Tuesday, February 18, 2014

Best Banana Bread



Best Banana Bread
Adapted from Maida Heatter by Blue Heron Kitchen


This recipe, the best banana bread I’ve ever made or tasted is adapted from the great Maida Heatter. 

Let's go bananas!

I’m publishing this recipe by weight measurement. If you require volume measurements, send me an email at blueheronkitchen@gmail.com.

But...

If you haven’t bought a kitchen scale, here’s a link to an inexpensive one in the U.S. It’s about $23. American, and worth the investment. An electronic kitchen scale is invaluable essential to becoming a rock star baker. You'll achieve excellent and consistent results. (Check out Wirecutter (thewirecutter.com) for "the best" products. It's a great resource.)

Weighing ingredients allows you to play around! The original recipe called for all-purpose flour; and I replaced 100 grams (roughly a third) with whole wheat pastry flour. I love how the nuttiness of whole wheat complements bananas, don’t you? Fooling around with different flours is fun, but only if you’re throwing them on the scale. But beware: don’t think you have carte blanche with all flours. Different flours (even wheat) have different properties (gluten) and will alter your product. I find this very interesting, but I also have a pantry stocked with ground teff, buckwheat, millet and sorghum.

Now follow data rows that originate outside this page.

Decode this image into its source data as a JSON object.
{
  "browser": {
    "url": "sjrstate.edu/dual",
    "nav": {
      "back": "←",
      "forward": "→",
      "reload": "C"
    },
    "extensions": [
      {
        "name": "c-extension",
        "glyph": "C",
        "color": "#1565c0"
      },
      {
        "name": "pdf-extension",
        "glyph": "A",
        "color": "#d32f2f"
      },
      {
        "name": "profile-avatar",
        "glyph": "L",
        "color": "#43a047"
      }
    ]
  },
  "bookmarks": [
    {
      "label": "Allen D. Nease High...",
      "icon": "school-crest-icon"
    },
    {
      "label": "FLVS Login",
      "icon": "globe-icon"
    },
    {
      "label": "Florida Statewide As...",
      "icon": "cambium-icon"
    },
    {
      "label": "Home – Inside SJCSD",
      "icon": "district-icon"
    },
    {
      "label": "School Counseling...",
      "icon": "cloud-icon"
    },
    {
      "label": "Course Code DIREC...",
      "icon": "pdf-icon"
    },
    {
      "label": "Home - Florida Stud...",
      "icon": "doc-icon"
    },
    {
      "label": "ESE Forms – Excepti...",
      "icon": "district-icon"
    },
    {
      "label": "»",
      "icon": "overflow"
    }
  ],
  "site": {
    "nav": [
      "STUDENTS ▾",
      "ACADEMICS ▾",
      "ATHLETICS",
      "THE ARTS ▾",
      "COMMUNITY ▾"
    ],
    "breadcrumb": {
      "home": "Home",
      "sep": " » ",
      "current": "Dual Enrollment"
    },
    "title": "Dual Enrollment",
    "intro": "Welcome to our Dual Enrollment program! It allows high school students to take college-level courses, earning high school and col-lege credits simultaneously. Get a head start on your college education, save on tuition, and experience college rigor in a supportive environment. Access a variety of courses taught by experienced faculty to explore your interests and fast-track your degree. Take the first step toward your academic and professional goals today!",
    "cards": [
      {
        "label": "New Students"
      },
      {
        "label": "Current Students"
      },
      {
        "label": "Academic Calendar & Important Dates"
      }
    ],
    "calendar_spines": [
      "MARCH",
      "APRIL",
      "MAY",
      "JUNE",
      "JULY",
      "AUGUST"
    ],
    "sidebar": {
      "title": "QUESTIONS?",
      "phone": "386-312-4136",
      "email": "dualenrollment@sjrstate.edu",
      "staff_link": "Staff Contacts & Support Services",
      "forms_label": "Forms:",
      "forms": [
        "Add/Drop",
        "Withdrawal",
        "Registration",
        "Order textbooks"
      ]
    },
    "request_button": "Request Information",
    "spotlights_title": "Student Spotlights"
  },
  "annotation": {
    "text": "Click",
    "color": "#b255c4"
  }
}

Most banana breads call for over-ripened bananas. For this recipe, some exterior black streaks and little black freckles are perfect. If your bananas are black, the sugar content will be quite high, cloying for this bread.

Truc: Don’t mash the bananas fine. Leave them slightly lumpy.



Truc: Toast your pecans first. Cool them completely and then toss them in a spoonful of the 
prepped dry mix (flour).


Truc: Toast a few more ounces of pecans than are called for in the recipe and keep them in a small glass jar. Throw them into a salad or into your yoghurt or into your cooked grains.

Eggs, size large, at room temperature. Buttermilk too, at room temperature.

Excellent quality ingredients will produce an excellent cake.

Be confident and have fun. You’re the boss top banana.


The People vs.. Fielding Mellish
(isn't this Epstein vs. Epstein?)



peace and love,
jane

Banana Bread

Ingredients:

6 oz./178 grams whole toasted and cooled pecans
10.8 oz./306 grams all-purpose flour
            (or, 206 g. all-purpose and 100 g. whole wheat pastry flour.)
1 tsp. baking soda
½ tsp. kosher salt
½ tsp. ground cinnamon
1 ½ - 1 ¾ c./350-400g. mashed (lumpy) very ripe bananas (about 3 large or 4 small)
4 oz./113 g. unsalted butter, room temperature (European style recommended)
1 tsp. pure vanilla extract (Baldwin’s recommended)
11 oz./312 g. granulated sugar
2 eggs, size large, room temperature
¼ c./59 ml. buttermilk

Procedure:

mis en place:

Measure buttermilk and butter.

Preheat oven to 350º F. /176º C.
Place medium bowl on scale and tare. Weigh pecans.

Place pecans on a small, rimmed jelly roll pan (cookie sheet) and toast in oven approx. 5-6 minutes, just until you can smell them. Take care to not burn them. If you do, start over. Remove nuts from oven and cool completely. When cooled, take about a Tbsp. of flour mixture and toss the pecans until they’re coated with the flour.

Bring all cold ingredients to room temperature.
Take out your vanilla.

Prepare a long tea loaf pan or a large, wider loaf pan, or two smaller loaf pans by buttering and flouring (or spraying with release) and flouring.

Place large bowl on scale and tare. Measure flour(s) and remove. Add other dry ingredients to flour: baking soda, salt, cinnamon and whisk together. Set aside.

Place medium bowl on scale and tare. Measure sugar and set aside.

making the bread:

Preheat oven to 375º F./190º C.

In the bowl of an electric mixer, cream together the butter and sugar.
Add eggs and continue to mix until creamy consistency. Scrape down sides of bowl, as required. (I use a silicone beater blade and this step is barely required.)

Add vanilla extract and buttermilk. (Mixture will look slightly curdled – this is okay!)

Add ½ flour mixture and mix until just incorporated. Scrape down, as required.

Dump in the mashed banana and mix until just incorporated. Scrape down, if necessary.

Add remaining flour and mix until just incorporated.

Remove the bowl from mixer stand and fold in pecans, making sure that all ingredients are incorporated.




Fill prepared loaf pan(s) and place in oven and bake for approximately 45 minutes to 1 hour (more or less, depending on your pan and your oven), until a wooden toothpick inserted in the center comes out clean.

Cool in pans for about 10 minutes and then invert and stand the loaves up straight on a baking rack to cool completely.

This loaf will keep for several days, wrapped well, at room temperature, a week in the fridge, or you can freeze it. But it’s really best eaten the second day, after the flavors have had their chance to dance together.